Jリーグ屈指の名門である鹿島アントラーズは鬼木新監督の下、「強さ」を取り戻せるのか。恒例のプレシーズンマッチ他から見えたチームの「課題」や「今後」を、サッカージャーナリストの後藤健生がズバリ指摘。2016年以来、優勝から遠ざかってる、かつての常勝軍団の「復権」のために、必要なものとは?
■「プレースタイル」をどう変えるのか
鬼木達監督が、鹿島アントラーズのプレースタイルをどう変えるかというところにも注目が集まっている。

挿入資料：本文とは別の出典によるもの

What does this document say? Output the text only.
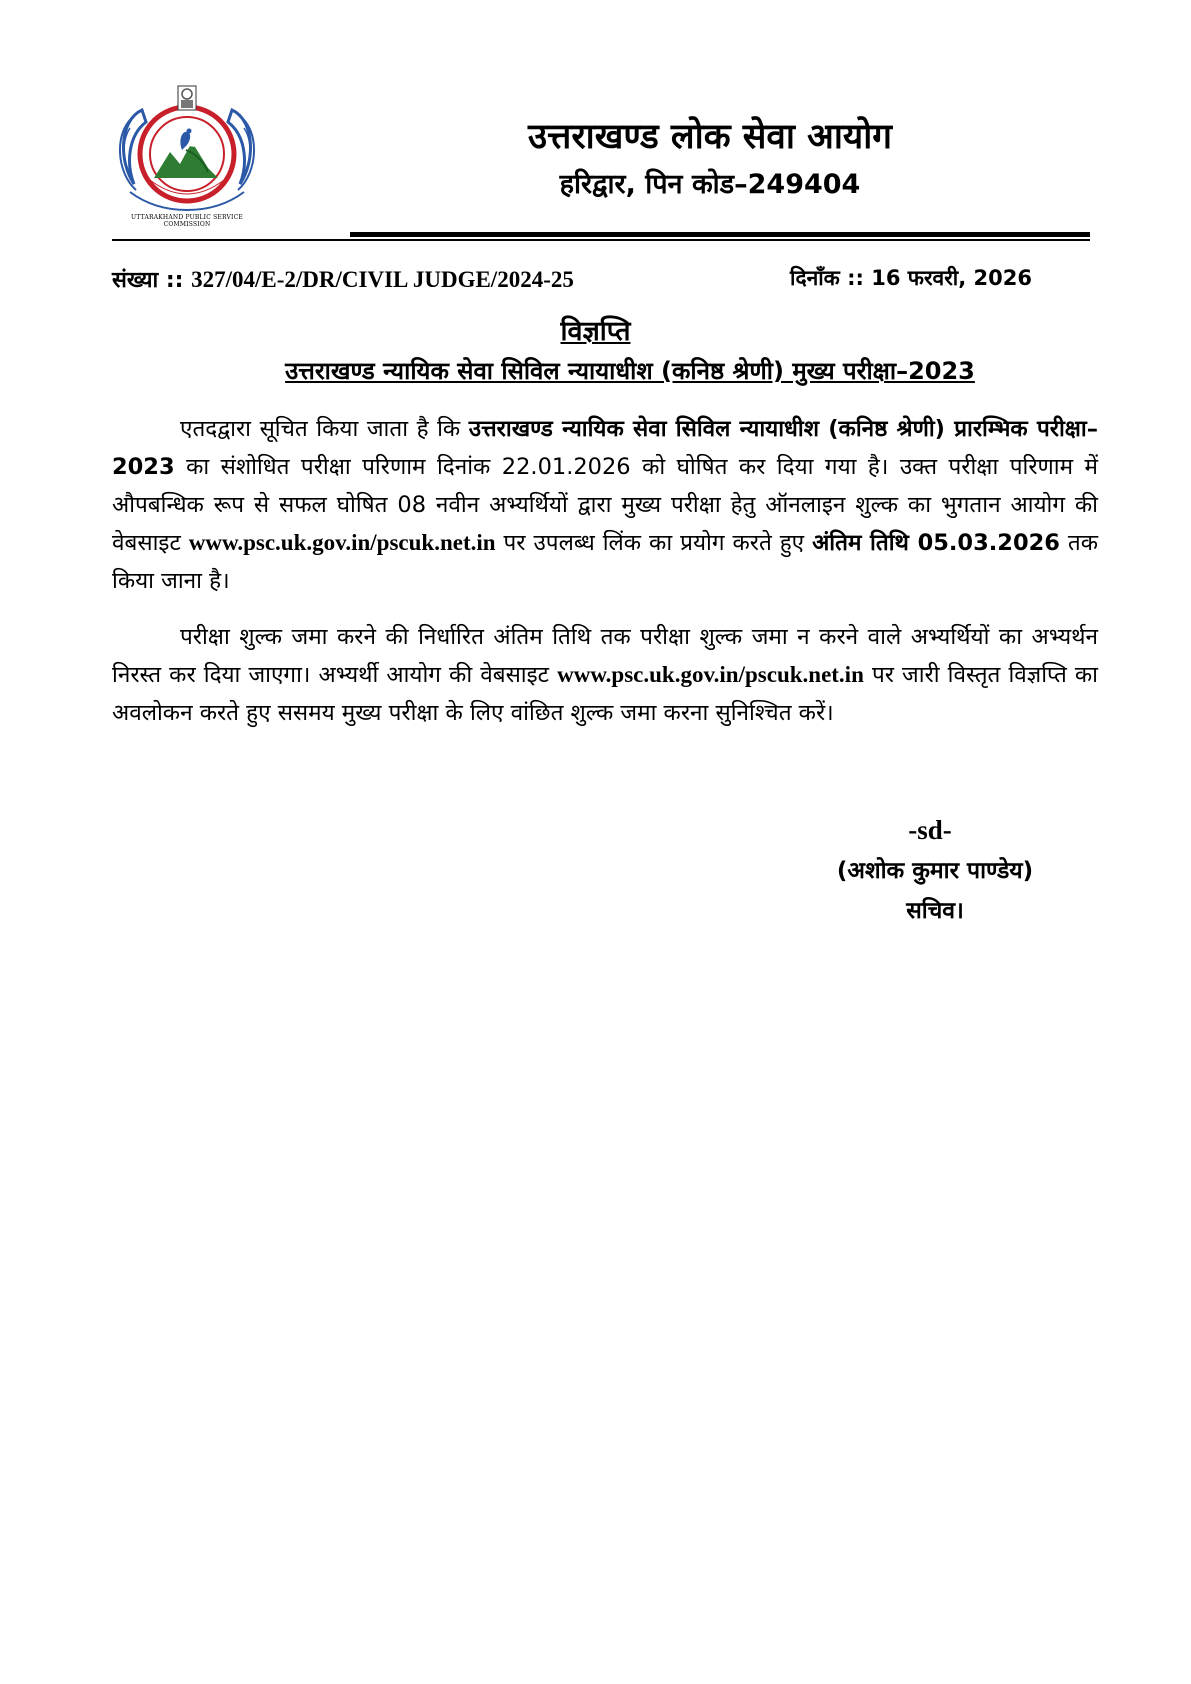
UTTARAKHAND PUBLIC SERVICE COMMISSION
उत्तराखण्ड लोक सेवा आयोग
हरिद्वार, पिन कोड–249404
संख्या :: 327/04/E-2/DR/CIVIL JUDGE/2024-25	दिनाँक :: 16 फरवरी, 2026
विज्ञप्ति
उत्तराखण्ड न्यायिक सेवा सिविल न्यायाधीश (कनिष्ठ श्रेणी) मुख्य परीक्षा–2023
एतदद्वारा सूचित किया जाता है कि उत्तराखण्ड न्यायिक सेवा सिविल न्यायाधीश (कनिष्ठ श्रेणी) प्रारम्भिक परीक्षा–2023 का संशोधित परीक्षा परिणाम दिनांक 22.01.2026 को घोषित कर दिया गया है। उक्त परीक्षा परिणाम में औपबन्धिक रूप से सफल घोषित 08 नवीन अभ्यर्थियों द्वारा मुख्य परीक्षा हेतु ऑनलाइन शुल्क का भुगतान आयोग की वेबसाइट www.psc.uk.gov.in/pscuk.net.in पर उपलब्ध लिंक का प्रयोग करते हुए अंतिम तिथि 05.03.2026 तक किया जाना है।
परीक्षा शुल्क जमा करने की निर्धारित अंतिम तिथि तक परीक्षा शुल्क जमा न करने वाले अभ्यर्थियों का अभ्यर्थन निरस्त कर दिया जाएगा। अभ्यर्थी आयोग की वेबसाइट www.psc.uk.gov.in/pscuk.net.in पर जारी विस्तृत विज्ञप्ति का अवलोकन करते हुए ससमय मुख्य परीक्षा के लिए वांछित शुल्क जमा करना सुनिश्चित करें।
-sd-
(अशोक कुमार पाण्डेय)
सचिव।
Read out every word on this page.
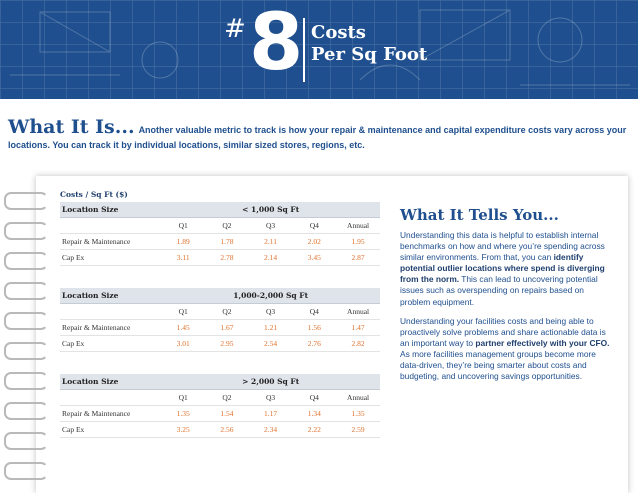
# 8 Costs
Per Sq Foot
What It Is... Another valuable metric to track is how your repair & maintenance and capital expenditure costs vary across your locations. You can track it by individual locations, similar sized stores, regions, etc.
Costs / Sq Ft ($)
Location Size	< 1,000 Sq Ft				
	Q1	Q2	Q3	Q4	Annual
Repair & Maintenance	1.89	1.78	2.11	2.02	1.95
Cap Ex	3.11	2.78	2.14	3.45	2.87
Location Size	1,000-2,000 Sq Ft				
	Q1	Q2	Q3	Q4	Annual
Repair & Maintenance	1.45	1.67	1.21	1.56	1.47
Cap Ex	3.01	2.95	2.54	2.76	2.82
Location Size	> 2,000 Sq Ft				
	Q1	Q2	Q3	Q4	Annual
Repair & Maintenance	1.35	1.54	1.17	1.34	1.35
Cap Ex	3.25	2.56	2.34	2.22	2.59
What It Tells You...

Understanding this data is helpful to establish internal benchmarks on how and where you’re spending across similar environments. From that, you can identify potential outlier locations where spend is diverging from the norm. This can lead to uncovering potential issues such as overspending on repairs based on problem equipment.

Understanding your facilities costs and being able to proactively solve problems and share actionable data is an important way to partner effectively with your CFO. As more facilities management groups become more data-driven, they’re being smarter about costs and budgeting, and uncovering savings opportunities.
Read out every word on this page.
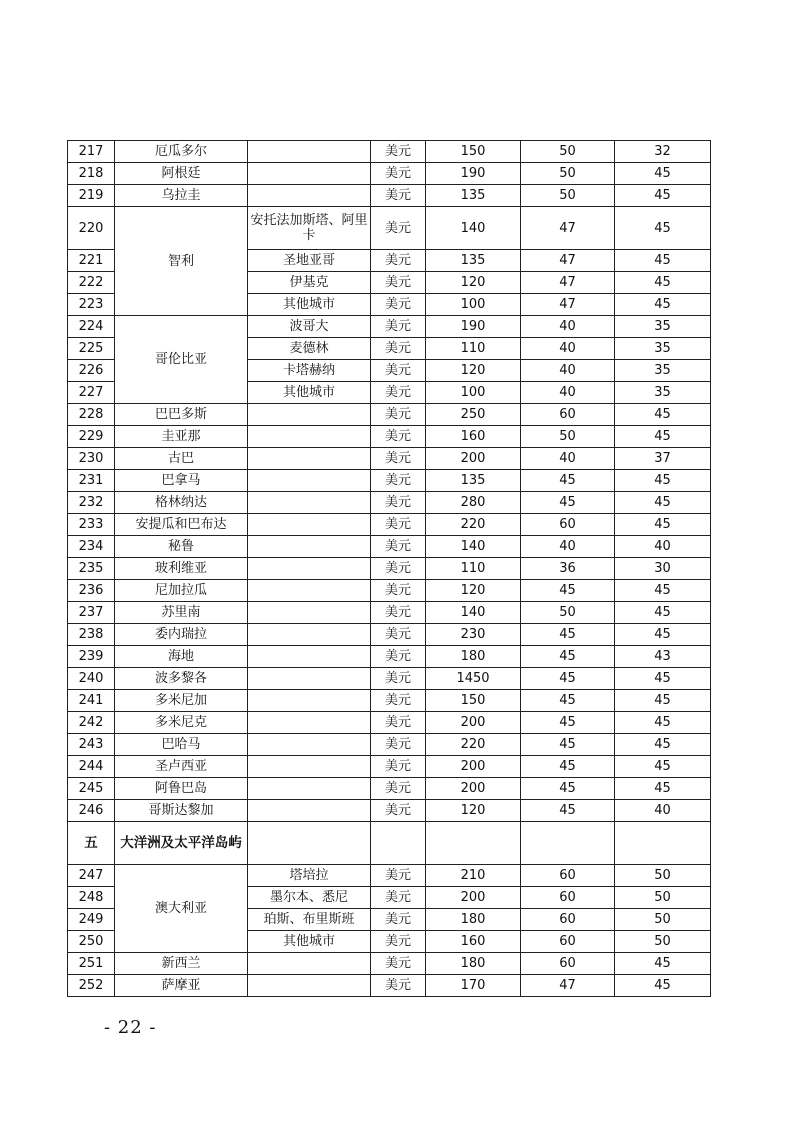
217	厄瓜多尔		美元	150	50	32
218	阿根廷		美元	190	50	45
219	乌拉圭		美元	135	50	45
220	智利	安托法加斯塔、阿里卡	美元	140	47	45
221		圣地亚哥	美元	135	47	45
222		伊基克	美元	120	47	45
223		其他城市	美元	100	47	45
224	哥伦比亚	波哥大	美元	190	40	35
225		麦德林	美元	110	40	35
226		卡塔赫纳	美元	120	40	35
227		其他城市	美元	100	40	35
228	巴巴多斯		美元	250	60	45
229	圭亚那		美元	160	50	45
230	古巴		美元	200	40	37
231	巴拿马		美元	135	45	45
232	格林纳达		美元	280	45	45
233	安提瓜和巴布达		美元	220	60	45
234	秘鲁		美元	140	40	40
235	玻利维亚		美元	110	36	30
236	尼加拉瓜		美元	120	45	45
237	苏里南		美元	140	50	45
238	委内瑞拉		美元	230	45	45
239	海地		美元	180	45	43
240	波多黎各		美元	1450	45	45
241	多米尼加		美元	150	45	45
242	多米尼克		美元	200	45	45
243	巴哈马		美元	220	45	45
244	圣卢西亚		美元	200	45	45
245	阿鲁巴岛		美元	200	45	45
246	哥斯达黎加		美元	120	45	40
五	大洋洲及太平洋岛屿					
247	澳大利亚	塔培拉	美元	210	60	50
248		墨尔本、悉尼	美元	200	60	50
249		珀斯、布里斯班	美元	180	60	50
250		其他城市	美元	160	60	50
251	新西兰		美元	180	60	45
252	萨摩亚		美元	170	47	45
- 22 -
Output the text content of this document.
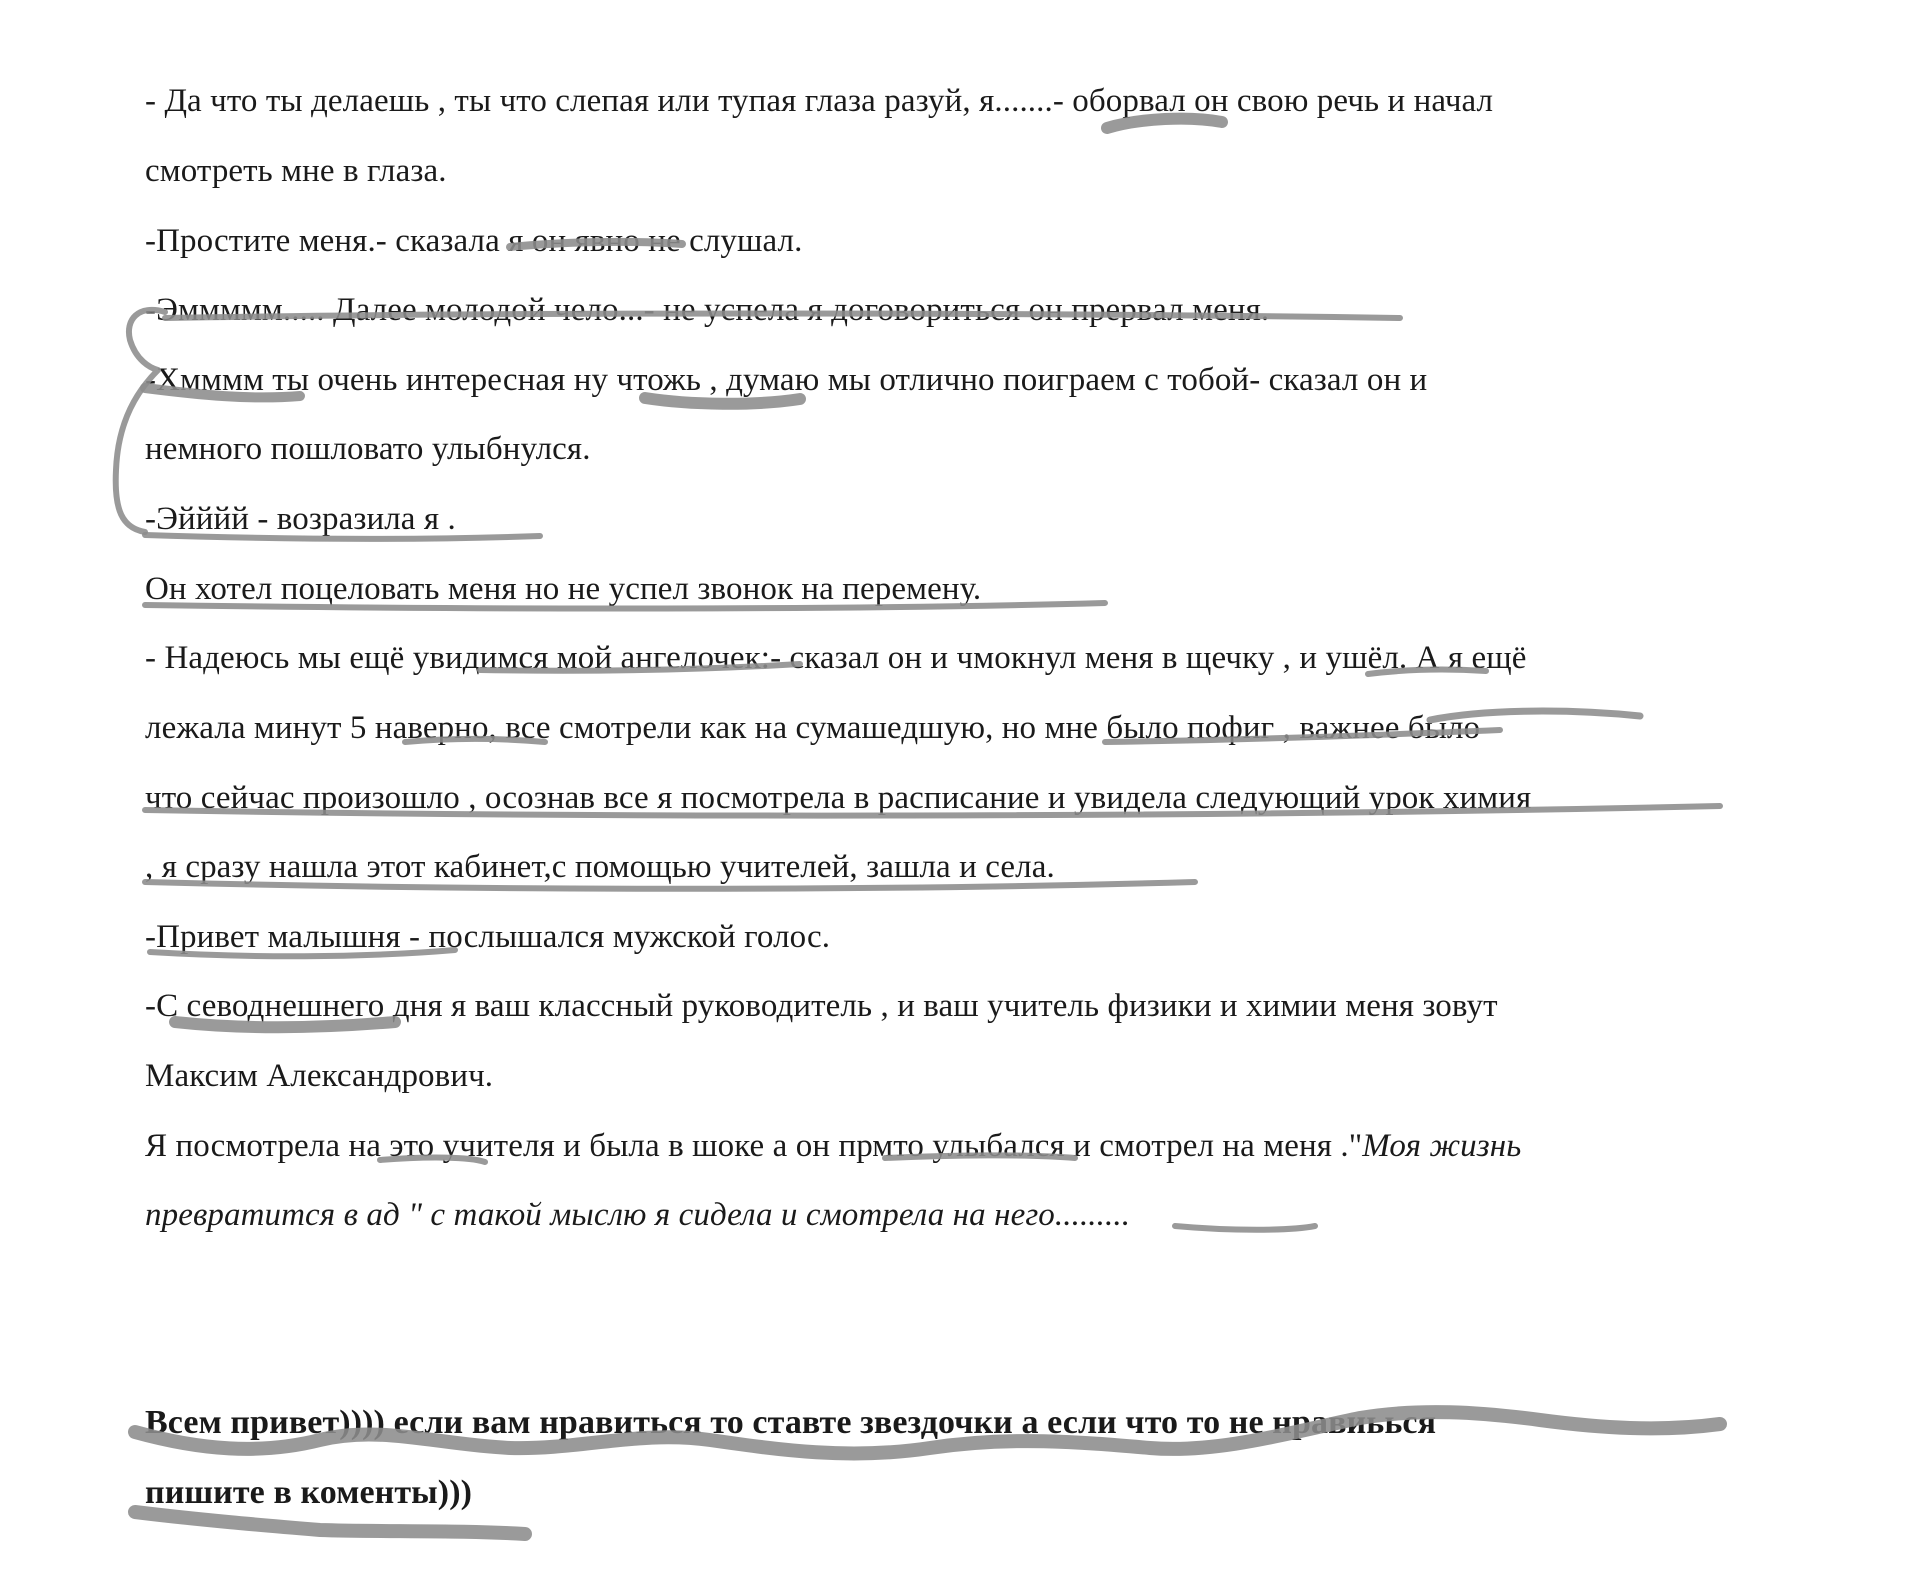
- Да что ты делаешь , ты что слепая или тупая глаза разуй, я.......- оборвал он свою речь и начал
смотреть мне в глаза.
-Простите меня.- сказала я он явно не слушал.
-Эммммм..... Далее молодой чело...- не успела я договориться он прервал меня.
-Хмммм ты очень интересная ну чтожь , думаю мы отлично поиграем с тобой- сказал он и
немного пошловато улыбнулся.
-Эйййй - возразила я .
Он хотел поцеловать меня но не успел звонок на перемену.
- Надеюсь мы ещё увидимся мой ангелочек:- сказал он и чмокнул меня в щечку , и ушёл. А я ещё
лежала минут 5 наверно, все смотрели как на сумашедшую, но мне было пофиг , важнее было
что сейчас произошло , осознав все я посмотрела в расписание и увидела следующий урок химия
, я сразу нашла этот кабинет,с помощью учителей, зашла и села.
-Привет малышня - послышался мужской голос.
-С севоднешнего дня я ваш классный руководитель , и ваш учитель физики и химии меня зовут
Максим Александрович.
Я посмотрела на это учителя и была в шоке а он прмто улыбался и смотрел на меня ."Моя жизнь
превратится в ад " с такой мыслю я сидела и смотрела на него.........
Всем привет)))) если вам нравиться то ставте звездочки а если что то не нравиьься
пишите в коменты)))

昨年まで指導した川崎は、パス・サッカーを極限まで追求したようなスタイルのチームだった。勝利にこだわり、バランスを重視し、攻撃はかつての小笠原満男や現在の柴崎岳のような深みのあるパスを使う鹿島は、川崎とはだいぶスタイルが違う。
その点を心配する向きも多いようだ。
しかし、川崎のスタイルというのは鬼木監督の時代になってから作られたものではない。
「攻撃的サッカー」は川崎フロンターレというクラブが長い年月をかけて築き上げてきたものだ。とくに、あのけっして急ぐことなく、小さなスペースを生かしてショートパスを回すプレーは、前任の風間八宏監督が作ったものだった。
鬼木監督は、そういうスタイルを確立していた川崎の監督となったので、その「最大の武器」を生かしながら、同時に勝負に対するこだわりや、長いパスによる速さのある攻撃も加えて、バランスの取れたチームを作り上げて、超攻撃的サッカーでJ1リーグを制覇したのだ。